Location: Washington, DC

HONORING HISPANIC HERITAGE MONTH -- (Extensions of Remarks - September 15, 2004)

Ms. ROS-LEHTINEN. Mr. Speaker, it is with great pleasure that I recognize Hispanic Heritage Month, which begins on September 15, the anniversary of independence for five Latin American countries-Costa Rica, El Salvador, Guatemala, Honduras, and Nicaragua. Additionally, Mexico declared its independence on September 16, and Chile on September 18. These are some of the countries that comprise our diverse ethnic group, which have enriched our beautiful Nation.

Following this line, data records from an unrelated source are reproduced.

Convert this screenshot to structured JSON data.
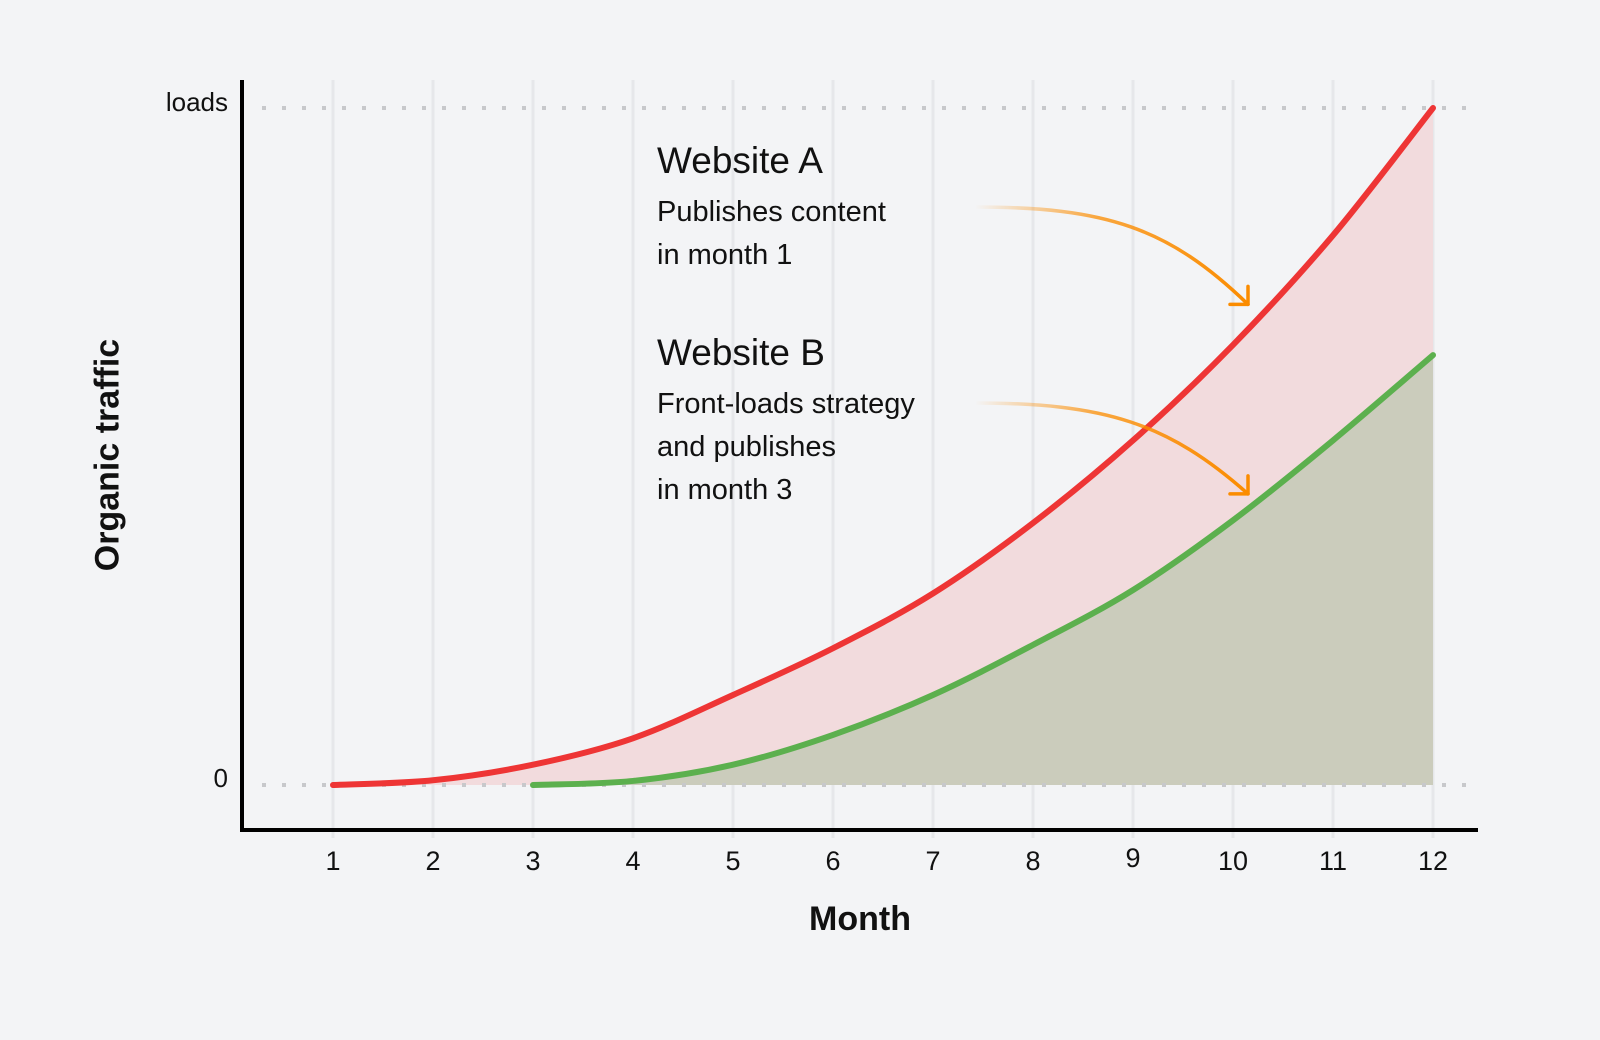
{
  "chart_data": {
    "type": "area",
    "title": "",
    "xlabel": "Month",
    "ylabel": "Organic traffic",
    "x": [
      1,
      2,
      3,
      4,
      5,
      6,
      7,
      8,
      9,
      10,
      11,
      12
    ],
    "x_tick_labels": [
      "1",
      "2",
      "3",
      "4",
      "5",
      "6",
      "7",
      "8",
      "9",
      "10",
      "11",
      "12"
    ],
    "y_tick_labels": [
      {
        "value": 0,
        "label": "0"
      },
      {
        "value": 100,
        "label": "loads"
      }
    ],
    "ylim": [
      0,
      100
    ],
    "grid": {
      "vertical": true,
      "horizontal_dotted_at": [
        0,
        100
      ]
    },
    "legend": "none",
    "series": [
      {
        "name": "Website A",
        "color": "#ee3535",
        "fill": "#f2dbdd",
        "x": [
          1,
          2,
          3,
          4,
          5,
          6,
          7,
          8,
          9,
          10,
          11,
          12
        ],
        "values": [
          0,
          0.7,
          3.0,
          6.9,
          13.3,
          20.2,
          28.3,
          38.7,
          50.9,
          65.0,
          81.2,
          100
        ]
      },
      {
        "name": "Website B",
        "color": "#5cb04e",
        "fill": "#cbccbc",
        "x": [
          3,
          4,
          5,
          6,
          7,
          8,
          9,
          10,
          11,
          12
        ],
        "values": [
          0,
          0.6,
          3.0,
          7.4,
          13.3,
          20.7,
          28.8,
          39.1,
          50.9,
          63.5
        ]
      }
    ],
    "annotations": [
      {
        "title": "Website A",
        "text": [
          "Publishes content",
          "in month 1"
        ],
        "arrow_color": "#fb8c00",
        "arrow_target": {
          "x": 10.15,
          "y": 71
        }
      },
      {
        "title": "Website B",
        "text": [
          "Front-loads strategy",
          "and publishes",
          "in month 3"
        ],
        "arrow_color": "#fb8c00",
        "arrow_target": {
          "x": 10.15,
          "y": 43
        }
      }
    ]
  },
  "axes": {
    "x_title": "Month",
    "y_title": "Organic traffic",
    "y_top_label": "loads",
    "y_bottom_label": "0"
  },
  "annotation_a": {
    "title": "Website A",
    "line1": "Publishes content",
    "line2": "in month 1"
  },
  "annotation_b": {
    "title": "Website B",
    "line1": "Front-loads strategy",
    "line2": "and publishes",
    "line3": "in month 3"
  },
  "colors": {
    "background": "#f3f4f6",
    "website_a_line": "#ee3535",
    "website_a_fill": "#f2dbdd",
    "website_b_line": "#5cb04e",
    "website_b_fill": "#cbccbc",
    "arrow": "#fb8c00",
    "axis": "#000000",
    "grid": "#e6e7ea"
  }
}
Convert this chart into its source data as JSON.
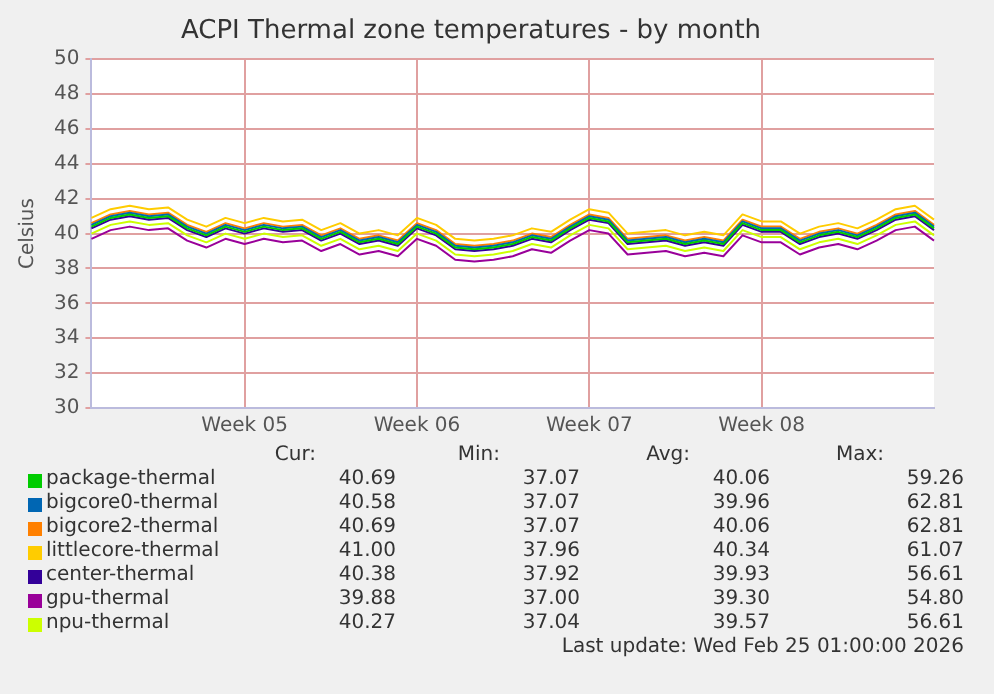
{
  "chart_data": {
    "type": "line",
    "title": "ACPI Thermal zone temperatures - by month",
    "ylabel": "Celsius",
    "categories": [
      null,
      null,
      null,
      null,
      null,
      null,
      null,
      null,
      "Week 05",
      null,
      null,
      null,
      null,
      null,
      null,
      null,
      null,
      "Week 06",
      null,
      null,
      null,
      null,
      null,
      null,
      null,
      null,
      "Week 07",
      null,
      null,
      null,
      null,
      null,
      null,
      null,
      null,
      "Week 08",
      null,
      null,
      null,
      null,
      null,
      null,
      null,
      null,
      null
    ],
    "ylim": [
      30,
      50
    ],
    "yticks": [
      30,
      32,
      34,
      36,
      38,
      40,
      42,
      44,
      46,
      48,
      50
    ],
    "grid": true,
    "legend": "bottom",
    "marker": "none",
    "line_style": "solid",
    "series": [
      {
        "name": "package-thermal",
        "color": "#00cc00",
        "values": [
          40.4,
          40.9,
          41.1,
          40.9,
          41.0,
          40.3,
          39.9,
          40.4,
          40.1,
          40.4,
          40.2,
          40.3,
          39.7,
          40.1,
          39.5,
          39.7,
          39.4,
          40.4,
          40.0,
          39.2,
          39.1,
          39.2,
          39.4,
          39.8,
          39.6,
          40.3,
          40.9,
          40.7,
          39.5,
          39.6,
          39.7,
          39.4,
          39.6,
          39.4,
          40.6,
          40.2,
          40.2,
          39.5,
          39.9,
          40.1,
          39.8,
          40.3,
          40.9,
          41.1,
          40.3
        ]
      },
      {
        "name": "bigcore0-thermal",
        "color": "#0066b3",
        "values": [
          40.5,
          41.0,
          41.2,
          41.0,
          41.1,
          40.4,
          40.0,
          40.5,
          40.2,
          40.5,
          40.3,
          40.4,
          39.8,
          40.2,
          39.6,
          39.8,
          39.5,
          40.5,
          40.1,
          39.3,
          39.2,
          39.3,
          39.5,
          39.9,
          39.7,
          40.4,
          41.0,
          40.8,
          39.6,
          39.7,
          39.8,
          39.5,
          39.7,
          39.5,
          40.7,
          40.3,
          40.3,
          39.6,
          40.0,
          40.2,
          39.9,
          40.4,
          41.0,
          41.2,
          40.4
        ]
      },
      {
        "name": "bigcore2-thermal",
        "color": "#ff8000",
        "values": [
          40.6,
          41.1,
          41.3,
          41.1,
          41.2,
          40.5,
          40.1,
          40.6,
          40.3,
          40.6,
          40.4,
          40.5,
          39.9,
          40.3,
          39.7,
          39.9,
          39.6,
          40.6,
          40.2,
          39.4,
          39.3,
          39.4,
          39.6,
          40.0,
          39.8,
          40.5,
          41.1,
          40.9,
          39.7,
          39.8,
          39.9,
          39.6,
          39.8,
          39.6,
          40.8,
          40.4,
          40.4,
          39.7,
          40.1,
          40.3,
          40.0,
          40.5,
          41.1,
          41.3,
          40.5
        ]
      },
      {
        "name": "littlecore-thermal",
        "color": "#ffcc00",
        "values": [
          40.9,
          41.4,
          41.6,
          41.4,
          41.5,
          40.8,
          40.4,
          40.9,
          40.6,
          40.9,
          40.7,
          40.8,
          40.2,
          40.6,
          40.0,
          40.2,
          39.9,
          40.9,
          40.5,
          39.7,
          39.6,
          39.7,
          39.9,
          40.3,
          40.1,
          40.8,
          41.4,
          41.2,
          40.0,
          40.1,
          40.2,
          39.9,
          40.1,
          39.9,
          41.1,
          40.7,
          40.7,
          40.0,
          40.4,
          40.6,
          40.3,
          40.8,
          41.4,
          41.6,
          40.8
        ]
      },
      {
        "name": "center-thermal",
        "color": "#330099",
        "values": [
          40.3,
          40.8,
          41.0,
          40.8,
          40.9,
          40.2,
          39.8,
          40.3,
          40.0,
          40.3,
          40.1,
          40.2,
          39.6,
          40.0,
          39.4,
          39.6,
          39.3,
          40.3,
          39.9,
          39.1,
          39.0,
          39.1,
          39.3,
          39.7,
          39.5,
          40.2,
          40.8,
          40.6,
          39.4,
          39.5,
          39.6,
          39.3,
          39.5,
          39.3,
          40.5,
          40.1,
          40.1,
          39.4,
          39.8,
          40.0,
          39.7,
          40.2,
          40.8,
          41.0,
          40.2
        ]
      },
      {
        "name": "gpu-thermal",
        "color": "#990099",
        "values": [
          39.7,
          40.2,
          40.4,
          40.2,
          40.3,
          39.6,
          39.2,
          39.7,
          39.4,
          39.7,
          39.5,
          39.6,
          39.0,
          39.4,
          38.8,
          39.0,
          38.7,
          39.7,
          39.3,
          38.5,
          38.4,
          38.5,
          38.7,
          39.1,
          38.9,
          39.6,
          40.2,
          40.0,
          38.8,
          38.9,
          39.0,
          38.7,
          38.9,
          38.7,
          39.9,
          39.5,
          39.5,
          38.8,
          39.2,
          39.4,
          39.1,
          39.6,
          40.2,
          40.4,
          39.6
        ]
      },
      {
        "name": "npu-thermal",
        "color": "#ccff00",
        "values": [
          40.0,
          40.5,
          40.7,
          40.5,
          40.6,
          39.9,
          39.5,
          40.0,
          39.7,
          40.0,
          39.8,
          39.9,
          39.3,
          39.7,
          39.1,
          39.3,
          39.0,
          40.0,
          39.6,
          38.8,
          38.7,
          38.8,
          39.0,
          39.4,
          39.2,
          39.9,
          40.5,
          40.3,
          39.1,
          39.2,
          39.3,
          39.0,
          39.2,
          39.0,
          40.2,
          39.8,
          39.8,
          39.1,
          39.5,
          39.7,
          39.4,
          39.9,
          40.5,
          40.7,
          39.9
        ]
      }
    ],
    "annotations": [
      "Cur:",
      "Min:",
      "Avg:",
      "Max:",
      "40.69",
      "37.07",
      "40.06",
      "59.26",
      "40.58",
      "37.07",
      "39.96",
      "62.81",
      "40.69",
      "37.07",
      "40.06",
      "62.81",
      "41.00",
      "37.96",
      "40.34",
      "61.07",
      "40.38",
      "37.92",
      "39.93",
      "56.61",
      "39.88",
      "37.00",
      "39.30",
      "54.80",
      "40.27",
      "37.04",
      "39.57",
      "56.61",
      "Last update: Wed Feb 25 01:00:00 2026"
    ]
  }
}
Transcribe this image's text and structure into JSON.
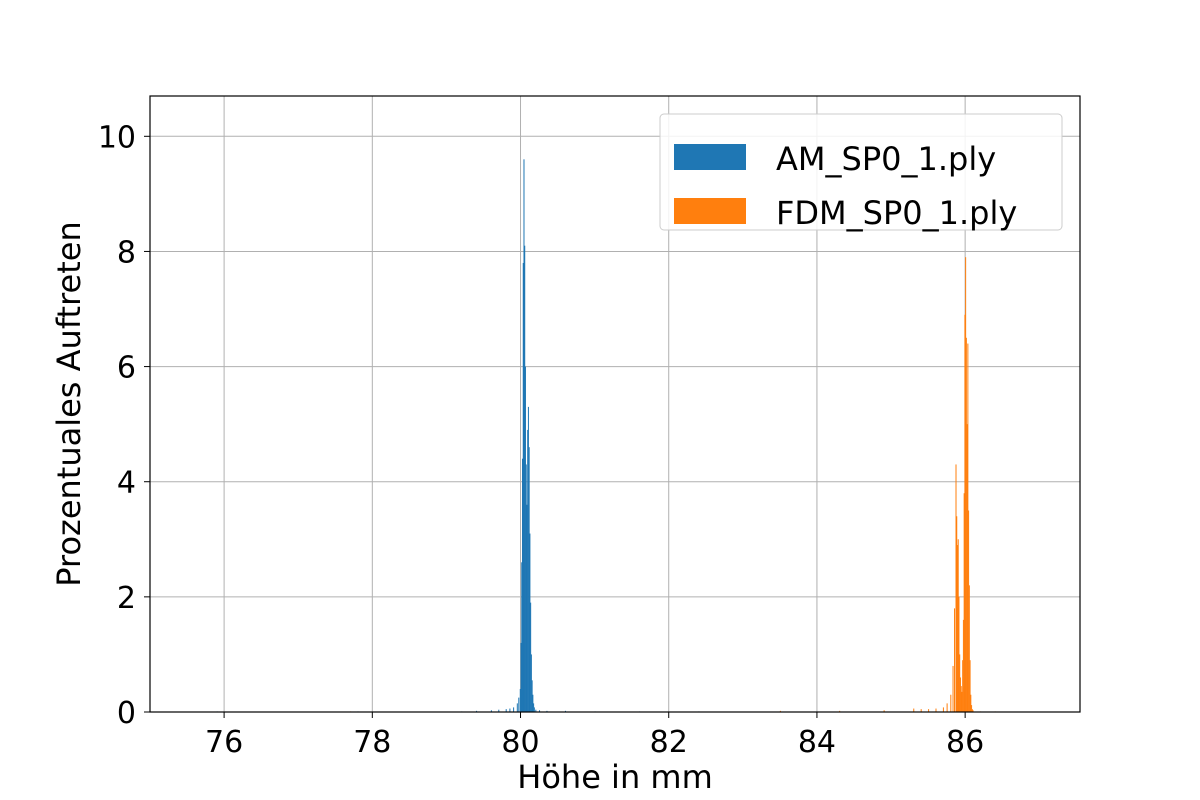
{
  "chart_data": {
    "type": "bar",
    "title": "",
    "xlabel": "Höhe in mm",
    "ylabel": "Prozentuales Auftreten",
    "xlim": [
      75.0,
      87.55
    ],
    "ylim": [
      0,
      10.7
    ],
    "x_ticks": [
      76,
      78,
      80,
      82,
      84,
      86
    ],
    "y_ticks": [
      0,
      2,
      4,
      6,
      8,
      10
    ],
    "grid": true,
    "legend_position": "top-right",
    "bin_width": 0.01,
    "series": [
      {
        "name": "AM_SP0_1.ply",
        "color": "#1f77b4",
        "x": [
          75.9,
          77.8,
          79.2,
          79.4,
          79.6,
          79.7,
          79.8,
          79.85,
          79.9,
          79.95,
          79.97,
          79.99,
          80.0,
          80.01,
          80.02,
          80.03,
          80.04,
          80.05,
          80.06,
          80.07,
          80.08,
          80.09,
          80.1,
          80.11,
          80.12,
          80.13,
          80.14,
          80.15,
          80.16,
          80.17,
          80.18,
          80.2,
          80.25,
          80.35,
          80.6,
          81.0,
          81.6,
          82.4
        ],
        "values": [
          0.01,
          0.01,
          0.01,
          0.02,
          0.03,
          0.04,
          0.05,
          0.06,
          0.08,
          0.15,
          0.25,
          0.4,
          1.2,
          2.6,
          4.4,
          7.8,
          9.6,
          8.1,
          6.0,
          4.3,
          3.6,
          4.9,
          5.3,
          4.6,
          3.1,
          1.9,
          1.0,
          0.55,
          0.3,
          0.15,
          0.08,
          0.04,
          0.03,
          0.02,
          0.02,
          0.01,
          0.01,
          0.01
        ]
      },
      {
        "name": "FDM_SP0_1.ply",
        "color": "#ff7f0e",
        "x": [
          77.7,
          83.5,
          84.3,
          84.9,
          85.3,
          85.4,
          85.5,
          85.6,
          85.7,
          85.75,
          85.8,
          85.83,
          85.85,
          85.87,
          85.88,
          85.89,
          85.9,
          85.91,
          85.92,
          85.93,
          85.94,
          85.95,
          85.96,
          85.97,
          85.98,
          85.99,
          86.0,
          86.01,
          86.02,
          86.03,
          86.04,
          86.05,
          86.06,
          86.07,
          86.08,
          86.09,
          86.1,
          86.2,
          86.4
        ],
        "values": [
          0.01,
          0.02,
          0.02,
          0.03,
          0.06,
          0.05,
          0.05,
          0.06,
          0.08,
          0.15,
          0.3,
          0.8,
          1.8,
          4.3,
          3.4,
          2.9,
          3.0,
          2.0,
          1.0,
          0.6,
          0.45,
          0.35,
          0.9,
          1.6,
          3.8,
          6.9,
          7.9,
          6.5,
          5.0,
          6.4,
          3.5,
          2.2,
          0.9,
          0.3,
          0.12,
          0.05,
          0.03,
          0.01,
          0.01
        ]
      }
    ]
  }
}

The 2000 Census found that 35.3 million people identified themselves as Hispanic Americans. This represents a 58-percent increase from the previous Census of 1990. Hispanic Americans continue to thrive and exemplify the American dream. A larger percentage of Hispanic Americans are becoming proud homeowners. Hispanic-owned companies made up 6 percent of the Nation's 20.8 million nonfarm businesses, and earned $186.3 billion in revenues. Since 1822, 73 Hispanic Americans have served in this very Chamber, in the U.S. House of Representatives.

In March of last year, the Congressional Hispanic Conference, of which I am proud to serve as chair, was inaugurated. We are comprised of a group of Representatives of Hispanic and Portuguese descent, as well as Members who are interested in promoting policies of importance to Americans of Latino descent. The Conference will inform Hispanic Americans that their issues and concerns are being listened to and acted upon in the U.S. Congress. Lower taxes, affordable health care, and the education of our youth are all issues that are imperative to our conservative values. We will be strong advocates to ensure that the largest minority group in the United States has a loud and powerful voice in the Halls of Congress.

Educational advancement and funding continues to be an important issue for all Americans, especially Hispanics. Congress has increased funding for Hispanic Serving Institutions by more than 750 percent-from $10.8 million in 1996 to $92.4 million in 2003. The Bush administration has also proposed an additional 5-percent increase in funding for minority serving institutions in FY05. This would increase funding for Hispanic Serving Institutions to $94 million. This vital funding works to advance the educational pursuits of Hispanic Americans across our country.

Congress continues to amend and improve tax policy to the benefit of all Americans. H.R. 839, The Renewing the Dream Tax Credit Act, modifies the Internal Revenue Code of 1986 to allow an income tax credit for the provision of homeownership and community development. This bill would create tax incentives for the construction or rehabilitation of affordable housing for low-income families. The ability to afford and own your own home is a quintessential part of living and pursuing the American dream.

This Congress and our President are committed to ensuring that Hispanic Americans continue to seek economic opportunities and achieve prosperity. The huge increases in educational funding are unprecedented and will continue to serve the needs of the ever-growing Hispanic American community. A stronger, smarter, and fairer tax policy will continue to serve the needs of all Americans. A vibrant, stronger, and more educated Hispanic American population contributes to the greatness of this wonderful nation making us competitive for the new global economy in this technologically advanced society.